Sunday within the Octave of Christmas

    In the name of the Father, and of the Son, and of the Holy Spirit.  Amen.  Sometimes we get so used to something, that we forget how amazing it really is.  I personally take for granted that, if I need to travel across the country in a short period of time, I can get on a plane and travel in a few hours what would take days to drive (and even that it only takes 2-3 days to drive at speeds of 70 mph would have been unheard of in the earliest days of automobiles). 
    When we hear St. Paul describe in the epistle today that we are sons and daughters of God and heirs of his inheritance, we probably take it for granted.  We have heard the phrase “children of God” so often that it doesn’t seem so spectacular for us.  But to be an adopted son or daughter in the Son of God is anything but humdrum.  This revelation makes up part of the good news of the Gospel that God revealed to us.
    This news of our adoption in Christ connects to our celebration of the Nativity, which we are still celebrating today.  As a side note, I took some clothes to the dry-cleaners last Tuesday, and I wished the woman at the counter Merry Christmas.  She said, “Belated Merry Christmas to you, too.”  I responded that as Catholics there’s nothing belated about it.  We celebrate Christmas Day for eight days, and the Christmas season even longer than that, because it’s too big of a celebration to be fit into just one day.  She mentioned that she thought it was only Chanukah that was eight days long, but I told her that Catholics love celebrating, and we celebrate for eight days as well.  When I went back on Friday morning to pick up the dry cleaning, she asked if I was still celebrating Christmas, and explained how long we celebrate Christmas.  It’s simple opportunities like that where we can share our faith.

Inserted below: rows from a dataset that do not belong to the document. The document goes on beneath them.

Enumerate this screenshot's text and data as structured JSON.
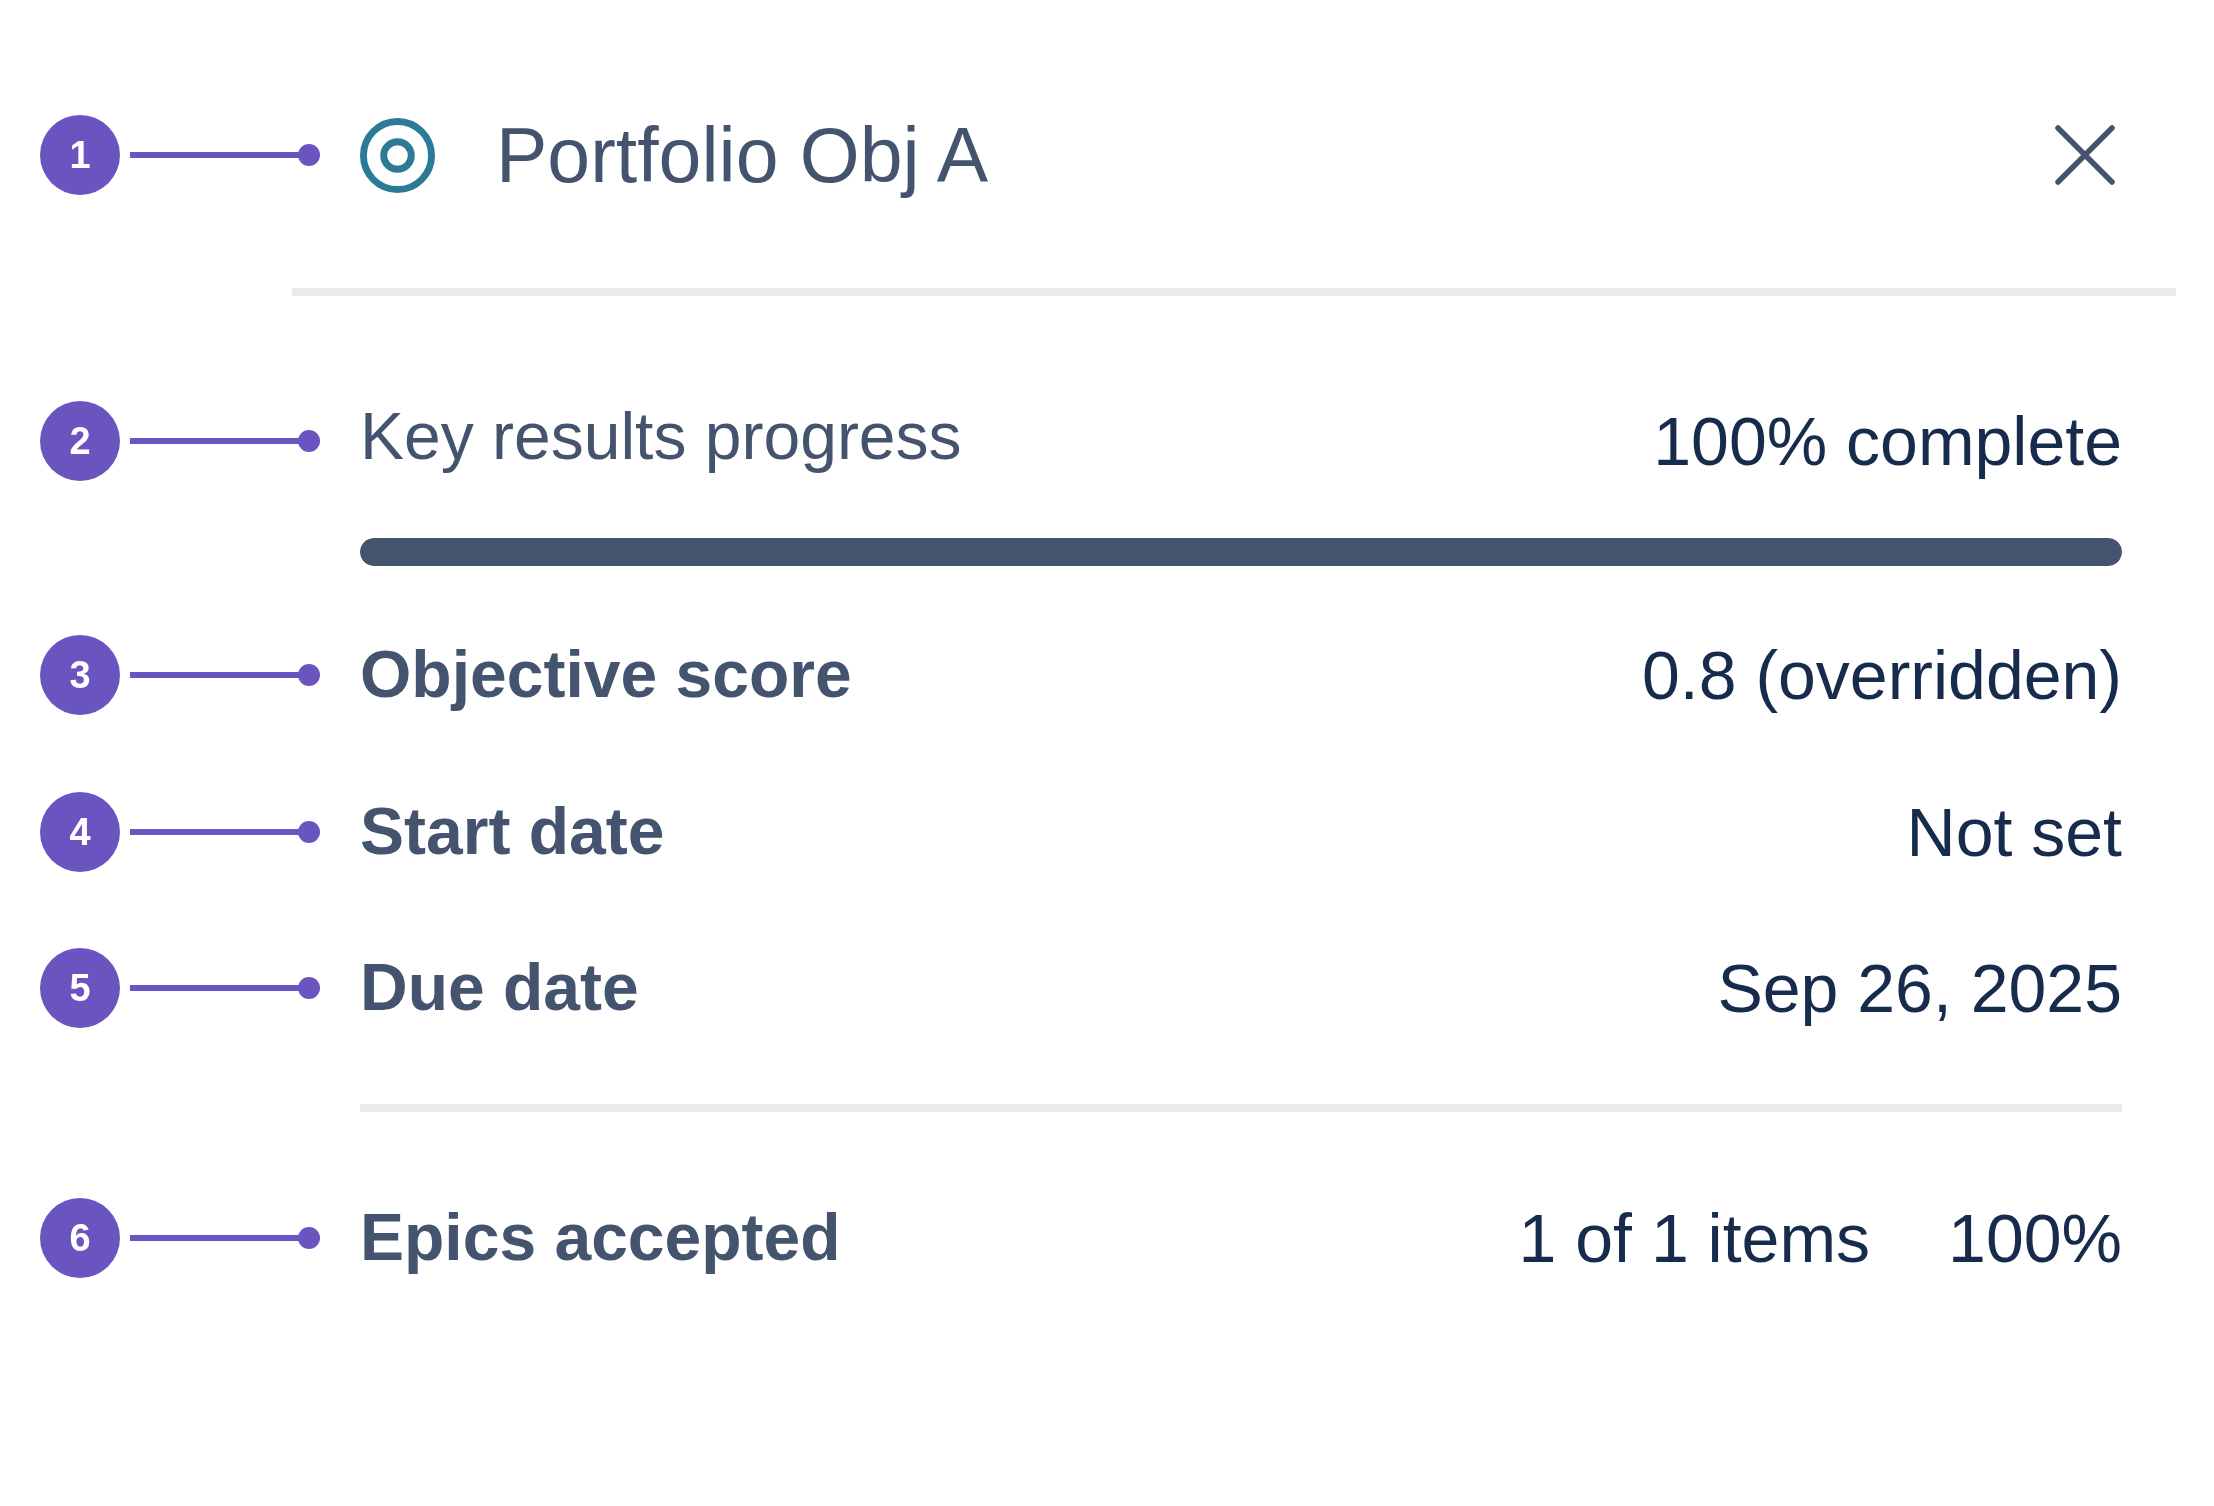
{
  "header": {
    "callout": "1",
    "title": "Portfolio Obj A"
  },
  "key_results": {
    "callout": "2",
    "label": "Key results progress",
    "reading": "100% complete",
    "level": 1
  },
  "fields": [
    {
      "callout": "3",
      "label": "Objective score",
      "value": "0.8 (overridden)"
    },
    {
      "callout": "4",
      "label": "Start date",
      "value": "Not set"
    },
    {
      "callout": "5",
      "label": "Due date",
      "value": "Sep 26, 2025"
    }
  ],
  "epics": {
    "callout": "6",
    "label": "Epics accepted",
    "count": "1 of 1 items",
    "percent": "100%"
  }
}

    But back to the point about our adoption in Christ.  In Christ, God took our human nature to Himself.  And because of that, humanity was joined to God in a way that never happened before.  But that didn’t mean we immediately became co-heirs with Christ.  The Incarnation set the stage for this great news, but wasn’t the accomplishment of it. 
    God allows us to become His adopted children through baptism, when we die and rise with Christ in the waters of redemption.  Through holy baptism, God joins us individually to Himself, just as He joined us corporately to Himself through the Incarnation.  The redemption that Christ won made possible our status, no longer as servants, but as sons and daughters in the Son of God.  The Father remade us, as it were, by the power of the Holy Spirit which the Father gave us in holy baptism. 
    And St. Paul outlines that, while we serve God, we are not servants.  No, God exalted us to a status far beyond any servant.  Think about it: a servant has no rights in the family, but exists only to take care of the family’s needs.  He can be let go for any reason, or no reason at all.  He lives in the same house, but only because that is his occupation; it is not, properly speaking, his house.  He has no expectation to anything that belongs to the family, other than just compensation for the work actually accomplished.
    As a child in the family of God, we have rights.  And these rights are not based upon anything we have done, but only upon our status as a child.  Think about your own children: especially when they are babies, but even when they are older but acting like babies, they don’t really do anything for you as parents.  A baby sleeps, eats, dirties diapers, and cries (usually because he or she wants to do or has done one of the first three activities).  Yes, there’s a certain amount of love that a baby brings, but the baby isn’t really trying to be cute and lovable.  They just are.  And yet, simply because the baby is the child of the parents, the parents commit themselves to feeding the child, to clothing the child, to providing shelter for the child, to helping the child develop physically and intellectually (and spiritually, for believers).  Parents can’t simply say, “I’m tired of waking up the middle of the night.  Let’s send the baby away so that we don’t have to deal with him anymore.” 
    In a similar way, we don’t do anything for God, not by ourselves anyway.  We cry out a lot to Him; we ask to be nourished by His grace and the Eucharist; we dirty the diapers of our souls.  We add nothing to God in Himself, and we’re not all that cute or lovable all the time.  But, because we are joined to Christ in holy baptism, God makes a commitment to us to provide for us all that we need to be saints and to be with Him forever in heaven.  We don’t deserve it, but God gives it anyway.  We did not earn any good thing from God, but as a loving Father, He showers His blessings upon us. 
    Again, we are used to this exalted status.  But it did not have to be that way.  God did not have to offer us a place in His household.  But out of His great love for us, He invited us to a greater status than we could have ever imagined.  May Christmas help us remember not to take this great gift for granted, but to treasure it and operate out of our identity as sons and daughters in the Son of God, who with the Father and the Holy Spirit live and reign for ever and ever.  Amen.